Akuntabilitas yang Dipertaruhkan ?Diamnya Pemkot Tasikmalaya tidak hanya soal etika komunikasi publik. Lebih dari itu, kebisuan ini menyentuh aspek hukum dan akuntabilitas. Setiap laporan dugaan pelanggaran yang tidak ditindaklanjuti, setiap pengaduan yang dipetieskan, berarti melemahkan sendi hukum itu sendiri.
Jika pemerintah daerah tak lagi tunduk pada hukum, lalu pada apa mereka tunduk? Jika suara rakyat dianggap angin lalu, lalu siapa yang sesungguhnya mereka layani?
Preseden Buruk Bagi Demokrasi ?
Kondisi “bisu dan tuli” yang seolah-olah dipertontonkan Pemkot Tasikmalaya bisa menjadi preseden berbahaya. Pertama, publik bisa semakin apatis karena merasa percuma berbicara. Kedua, lembaga pengawas bisa kehilangan taringnya jika pemerintah daerah merasa tak tersentuh. Ketiga, hukum kehilangan wibawanya karena dianggap bisa diabaikan tanpa konsekuensi.
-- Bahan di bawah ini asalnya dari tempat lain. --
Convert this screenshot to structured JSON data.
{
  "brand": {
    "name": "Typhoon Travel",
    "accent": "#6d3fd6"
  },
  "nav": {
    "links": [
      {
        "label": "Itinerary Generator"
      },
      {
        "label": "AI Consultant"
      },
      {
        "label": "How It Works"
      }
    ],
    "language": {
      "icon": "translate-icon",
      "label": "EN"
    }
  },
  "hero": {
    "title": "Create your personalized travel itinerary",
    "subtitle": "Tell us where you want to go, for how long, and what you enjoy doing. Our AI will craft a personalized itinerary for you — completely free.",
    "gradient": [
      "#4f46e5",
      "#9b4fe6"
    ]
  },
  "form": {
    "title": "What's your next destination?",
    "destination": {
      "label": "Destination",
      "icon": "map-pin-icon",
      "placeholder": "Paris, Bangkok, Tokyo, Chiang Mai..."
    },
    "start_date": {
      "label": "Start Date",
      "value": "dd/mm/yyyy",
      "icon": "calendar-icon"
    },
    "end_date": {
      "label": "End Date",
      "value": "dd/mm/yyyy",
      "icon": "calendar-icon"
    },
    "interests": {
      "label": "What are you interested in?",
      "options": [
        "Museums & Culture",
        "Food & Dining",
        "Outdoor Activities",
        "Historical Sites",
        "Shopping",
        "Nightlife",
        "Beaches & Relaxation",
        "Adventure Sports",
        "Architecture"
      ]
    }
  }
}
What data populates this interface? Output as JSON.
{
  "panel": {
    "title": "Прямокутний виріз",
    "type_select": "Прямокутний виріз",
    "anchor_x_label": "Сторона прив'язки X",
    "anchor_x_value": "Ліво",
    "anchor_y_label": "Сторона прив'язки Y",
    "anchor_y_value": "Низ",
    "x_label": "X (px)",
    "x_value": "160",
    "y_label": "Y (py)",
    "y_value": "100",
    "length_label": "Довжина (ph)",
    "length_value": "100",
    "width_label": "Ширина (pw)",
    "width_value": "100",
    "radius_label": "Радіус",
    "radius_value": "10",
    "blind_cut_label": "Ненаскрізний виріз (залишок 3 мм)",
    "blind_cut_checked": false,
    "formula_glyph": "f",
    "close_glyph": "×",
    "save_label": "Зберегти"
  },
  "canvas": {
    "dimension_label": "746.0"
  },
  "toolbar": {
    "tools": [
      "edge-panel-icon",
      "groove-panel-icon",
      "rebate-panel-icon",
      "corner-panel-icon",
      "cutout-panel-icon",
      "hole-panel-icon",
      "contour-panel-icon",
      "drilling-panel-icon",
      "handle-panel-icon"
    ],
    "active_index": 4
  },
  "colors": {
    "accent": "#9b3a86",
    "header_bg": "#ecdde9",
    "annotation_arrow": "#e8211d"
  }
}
Pada titik ini, bahaya paling besar adalah lahirnya budaya kebal hukum di tingkat daerah. Sebuah budaya yang pada akhirnya bisa menular, merusak integritas demokrasi, dan menghancurkan kepercayaan publik terhadap negara.
Pertanyaan yang Tak Bisa Lagi Diabaikan ?
Hari ini, masyarakat Tasikmalaya tidak hanya ingin tahu, tetapi berhak tahu:
Mengapa laporan dugaan pelanggaran tidak kunjung ditindaklanjuti?
Mengapa kritik publik dan pemberitaan media tidak pernah dijawab secara substantif?
Apakah Pemkot Tasikmalaya sedang membangun tradisi bisu dan tuli, atau tengah melatih diri untuk kebal hukum?
Jawaban atas pertanyaan-pertanyaan itu tidak boleh lagi ditunda. Sebab setiap hari yang dibiarkan berlalu tanpa jawaban, adalah setiap hari yang menegaskan bahwa hukum dan demokrasi sedang dikangkangi oleh kebisuan.
Mau seribu kali diberitakan, mau seribu kali dikritik, diduga Pemkot Tasikmalaya tampaknya memilih satu sikap: bisu dan tuli. Tetapi masyarakat tentu tak akan berhenti bertanya: apakah pemerintah daerah ini hanya kebal berita, atau justru kebal hukum?